According to Panagia, the younger scattered cluster probably lies approximately 200 light years beyond the older one. This unusual juxtaposition suggests that the two have an evolutionary connection. One of the theories proposed was that an expanding bubble of hot gas, from thousands of supernova explosions in the older cluster, triggered the birth of the younger cluster. The bubble would have expanded through space for 45 million years before colliding with a wall of cool gasses and dust. The difference in temperatures would have caused a shock wave whose front would have contracted the gasses, thus precipitating a new generation of star formation. In a few years, these old stars will explode (go supernova) and create a new bubble of expanding hot gas.

The most recent discovery of the HST was on the 1st of April 1999. It is called Hodge 301. This is a cluster of brilliant and massive stars that sit right in the center of the most violent starburst region of our local universe. This highly active region in called the Tarantula Nebula and it is located in our nearest galactic neighbor, the Large Magellanic Cloud.

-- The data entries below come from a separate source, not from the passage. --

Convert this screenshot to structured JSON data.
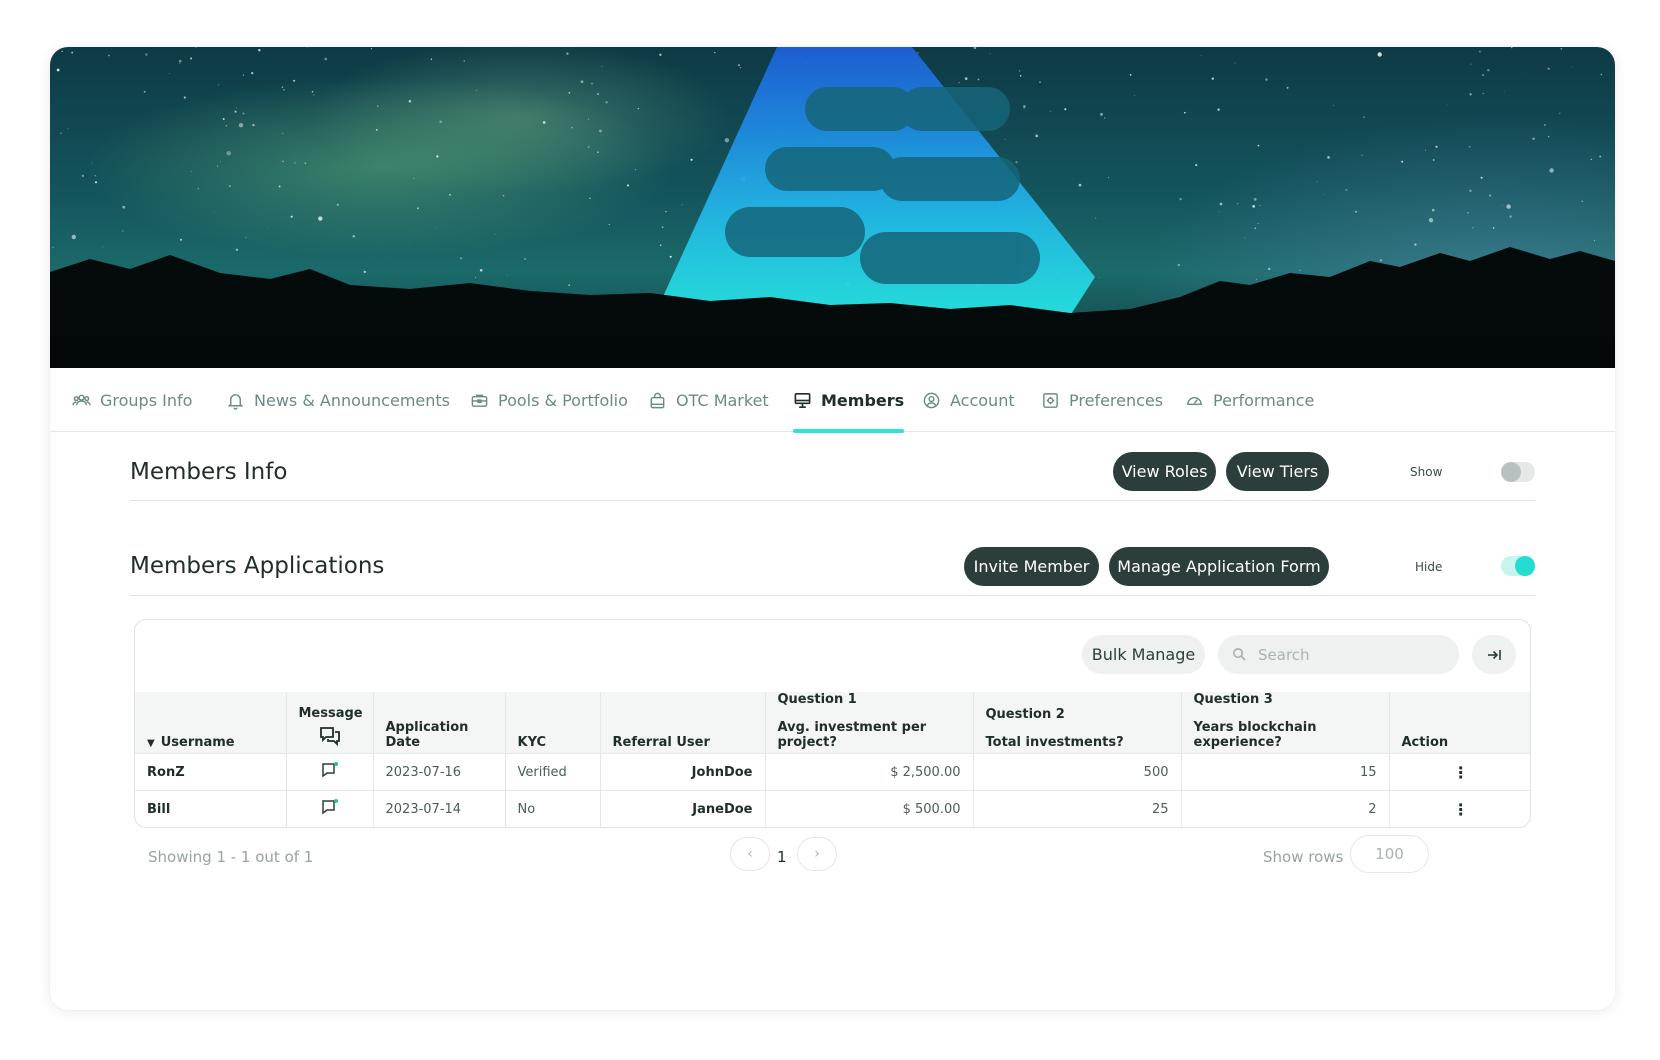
{
  "tabs": [
    {
      "label": "Groups Info",
      "icon": "people-icon"
    },
    {
      "label": "News & Announcements",
      "icon": "bell-icon"
    },
    {
      "label": "Pools & Portfolio",
      "icon": "briefcase-icon"
    },
    {
      "label": "OTC Market",
      "icon": "shopping-bag-icon"
    },
    {
      "label": "Members",
      "icon": "monitor-icon",
      "active": true
    },
    {
      "label": "Account",
      "icon": "user-circle-icon"
    },
    {
      "label": "Preferences",
      "icon": "settings-square-icon"
    },
    {
      "label": "Performance",
      "icon": "gauge-icon"
    }
  ],
  "members_info": {
    "title": "Members Info",
    "view_roles": "View Roles",
    "view_tiers": "View Tiers",
    "toggle_label": "Show",
    "toggle_on": false
  },
  "members_applications": {
    "title": "Members Applications",
    "invite_member": "Invite Member",
    "manage_form": "Manage Application Form",
    "toggle_label": "Hide",
    "toggle_on": true
  },
  "table": {
    "bulk_manage": "Bulk Manage",
    "search_placeholder": "Search",
    "columns": {
      "username": "Username",
      "message": "Message",
      "application_date": "Application Date",
      "kyc": "KYC",
      "referral_user": "Referral User",
      "q1_title": "Question 1",
      "q1_text": "Avg. investment per project?",
      "q2_title": "Question 2",
      "q2_text": "Total investments?",
      "q3_title": "Question 3",
      "q3_text": "Years blockchain experience?",
      "action": "Action"
    },
    "rows": [
      {
        "username": "RonZ",
        "date": "2023-07-16",
        "kyc": "Verified",
        "referral": "JohnDoe",
        "q1": "$ 2,500.00",
        "q2": "500",
        "q3": "15"
      },
      {
        "username": "Bill",
        "date": "2023-07-14",
        "kyc": "No",
        "referral": "JaneDoe",
        "q1": "$ 500.00",
        "q2": "25",
        "q3": "2"
      }
    ]
  },
  "footer": {
    "showing": "Showing 1 - 1 out of 1",
    "page": "1",
    "show_rows_label": "Show rows",
    "rows_value": "100"
  },
  "colors": {
    "accent": "#2de3d4",
    "dark_button": "#2b3e3b"
  }
}
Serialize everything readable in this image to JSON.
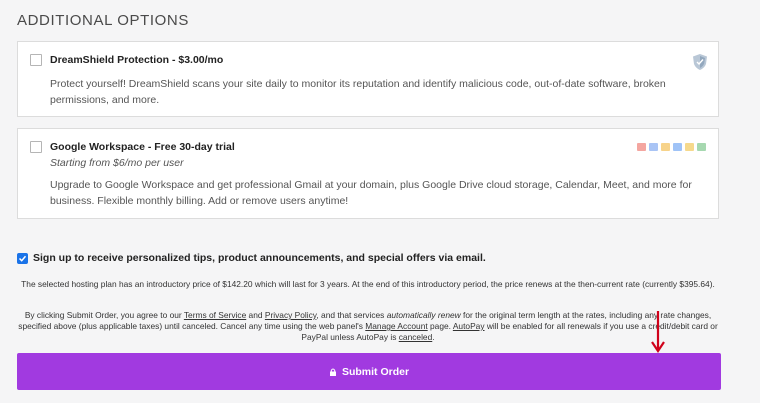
{
  "section": {
    "title": "ADDITIONAL OPTIONS"
  },
  "options": [
    {
      "title": "DreamShield Protection - $3.00/mo",
      "description": "Protect yourself! DreamShield scans your site daily to monitor its reputation and identify malicious code, out-of-date software, broken permissions, and more.",
      "checked": false,
      "icon": "shield-icon"
    },
    {
      "title": "Google Workspace - Free 30-day trial",
      "subtitle": "Starting from $6/mo per user",
      "description": "Upgrade to Google Workspace and get professional Gmail at your domain, plus Google Drive cloud storage, Calendar, Meet, and more for business. Flexible monthly billing. Add or remove users anytime!",
      "checked": false,
      "icon": "google-workspace-icons"
    }
  ],
  "newsletter": {
    "checked": true,
    "label": "Sign up to receive personalized tips, product announcements, and special offers via email."
  },
  "intro_notice": "The selected hosting plan has an introductory price of $142.20 which will last for 3 years. At the end of this introductory period, the price renews at the then-current rate (currently $395.64).",
  "terms": {
    "p1": "By clicking Submit Order, you agree to our ",
    "terms_link": "Terms of Service",
    "p2": " and ",
    "privacy_link": "Privacy Policy",
    "p3": ", and that services ",
    "auto_renew": "automatically renew",
    "p4": " for the original term length at the rates, including any rate changes, specified above (plus applicable taxes) until canceled. Cancel any time using the web panel's ",
    "manage_link": "Manage Account",
    "p5": " page. ",
    "autopay_link": "AutoPay",
    "p6": " will be enabled for all renewals if you use a credit/debit card or PayPal unless AutoPay is ",
    "canceled_link": "canceled",
    "p7": "."
  },
  "submit": {
    "label": "Submit Order"
  },
  "colors": {
    "accent": "#a13ae0",
    "checkbox": "#1a73e8",
    "annotation_arrow": "#d0021b"
  }
}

Many of the stars in Hodge 301 are so old that they have already exploded in supernovae. The massive explosions blast material out into the surrounding region of space at speeds up to 300 miles per second. The high-speed ejections plough into the Tarantula Nebula and the changes in temperature and pressure causes a shock wave that shreds the gas into a multitude of sheets and filaments. Three stars, referred to as supergiants, were spotted in Hodge 301. A supergiant is star that is close to its final evolutionary stage and is about to go supernova. The eventual explosions from these three supergiants will send even more shock waves into the Tarantula Nebula.

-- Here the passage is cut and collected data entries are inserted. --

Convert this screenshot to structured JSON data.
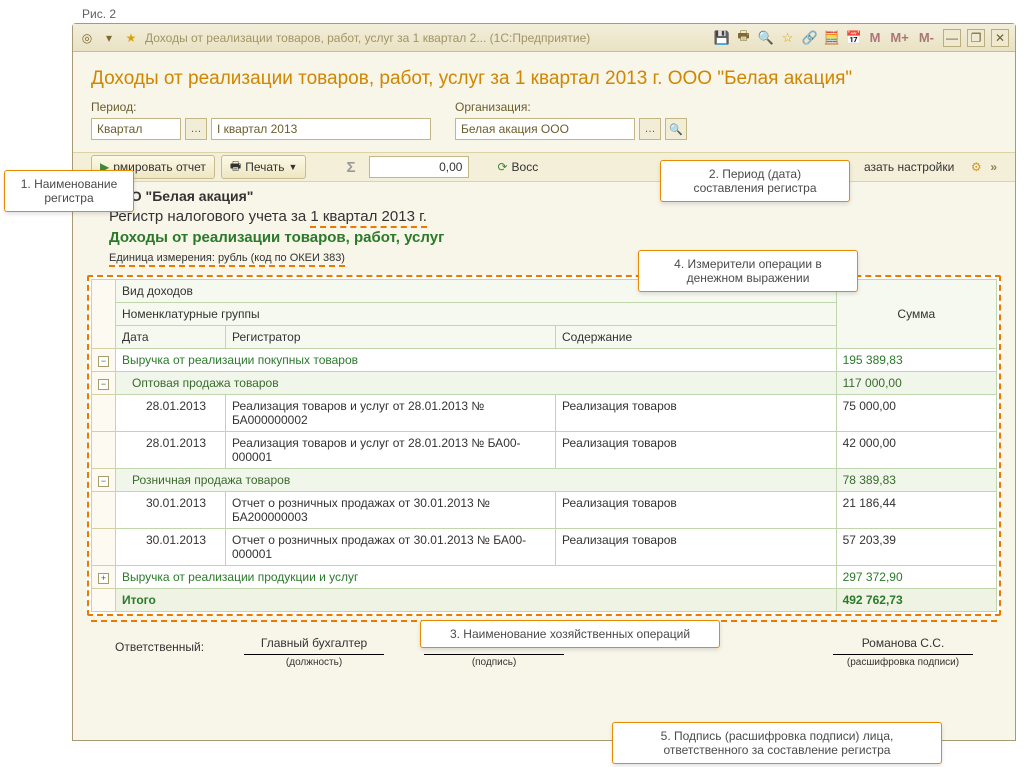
{
  "fig_caption": "Рис. 2",
  "titlebar": {
    "title": "Доходы от реализации товаров, работ, услуг за 1 квартал 2...   (1С:Предприятие)"
  },
  "winbuttons": {
    "min": "—",
    "restore": "❐",
    "close": "✕"
  },
  "mem": {
    "m": "M",
    "mplus": "M+",
    "mminus": "M-"
  },
  "report_title": "Доходы от реализации товаров, работ, услуг за 1 квартал 2013 г. ООО \"Белая акация\"",
  "filters": {
    "period_label": "Период:",
    "period_type": "Квартал",
    "period_value": "I квартал 2013",
    "org_label": "Организация:",
    "org_value": "Белая акация ООО"
  },
  "toolbar": {
    "form_report": "рмировать отчет",
    "print": "Печать",
    "sigma": "Σ",
    "num": "0,00",
    "restore": "Восс",
    "show_settings": "азать настройки",
    "expand": "»"
  },
  "header": {
    "org": "ООО \"Белая акация\"",
    "line2_a": "Регистр налогового учета за",
    "line2_b": "1 квартал 2013 г.",
    "line3": "Доходы от реализации товаров, работ, услуг",
    "unit_line": "Единица измерения:   рубль (код по ОКЕИ 383)"
  },
  "grid": {
    "h_vid": "Вид доходов",
    "h_nomgrp": "Номенклатурные группы",
    "h_date": "Дата",
    "h_reg": "Регистратор",
    "h_content": "Содержание",
    "h_sum": "Сумма",
    "grp1": {
      "name": "Выручка от реализации покупных товаров",
      "sum": "195 389,83"
    },
    "sub1": {
      "name": "Оптовая продажа товаров",
      "sum": "117 000,00"
    },
    "r1": {
      "date": "28.01.2013",
      "reg": "Реализация товаров и услуг от 28.01.2013 № БА000000002",
      "cont": "Реализация товаров",
      "sum": "75 000,00"
    },
    "r2": {
      "date": "28.01.2013",
      "reg": "Реализация товаров и услуг от 28.01.2013 № БА00-000001",
      "cont": "Реализация товаров",
      "sum": "42 000,00"
    },
    "sub2": {
      "name": "Розничная продажа товаров",
      "sum": "78 389,83"
    },
    "r3": {
      "date": "30.01.2013",
      "reg": "Отчет о розничных продажах от 30.01.2013 № БА200000003",
      "cont": "Реализация товаров",
      "sum": "21 186,44"
    },
    "r4": {
      "date": "30.01.2013",
      "reg": "Отчет о розничных продажах от 30.01.2013 № БА00-000001",
      "cont": "Реализация товаров",
      "sum": "57 203,39"
    },
    "grp2": {
      "name": "Выручка от реализации продукции и услуг",
      "sum": "297 372,90"
    },
    "total": {
      "name": "Итого",
      "sum": "492 762,73"
    }
  },
  "sign": {
    "resp": "Ответственный:",
    "position_value": "Главный бухгалтер",
    "position": "(должность)",
    "signature": "(подпись)",
    "name_value": "Романова С.С.",
    "name": "(расшифровка подписи)"
  },
  "callouts": {
    "c1": "1. Наименование регистра",
    "c2a": "2. Период (дата)",
    "c2b": "составления регистра",
    "c3": "3. Наименование хозяйственных операций",
    "c4a": "4. Измерители операции в",
    "c4b": "денежном выражении",
    "c5a": "5. Подпись (расшифровка подписи) лица,",
    "c5b": "ответственного за составление регистра"
  }
}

In addition, the HST also discovered small images at the center of the Tarantula Nebula. They were small, dense globules of gas and dusts that have spiraled into columns. These will later become the birthplace for new stars, some of which are already being formed today. They will then assume their place in the ongoing formation of new stars, and ultimately, end in their own explosive and fiery deaths.

As galaxies are born and as stars explode into supernovae, all the mysteries, secrets and history of the universe lie before us. Through more research, careful analysis, experimentation and investigation, like that using the Hubble Space Telescope, we can finally begin to map our universe in all its magnificent splendor.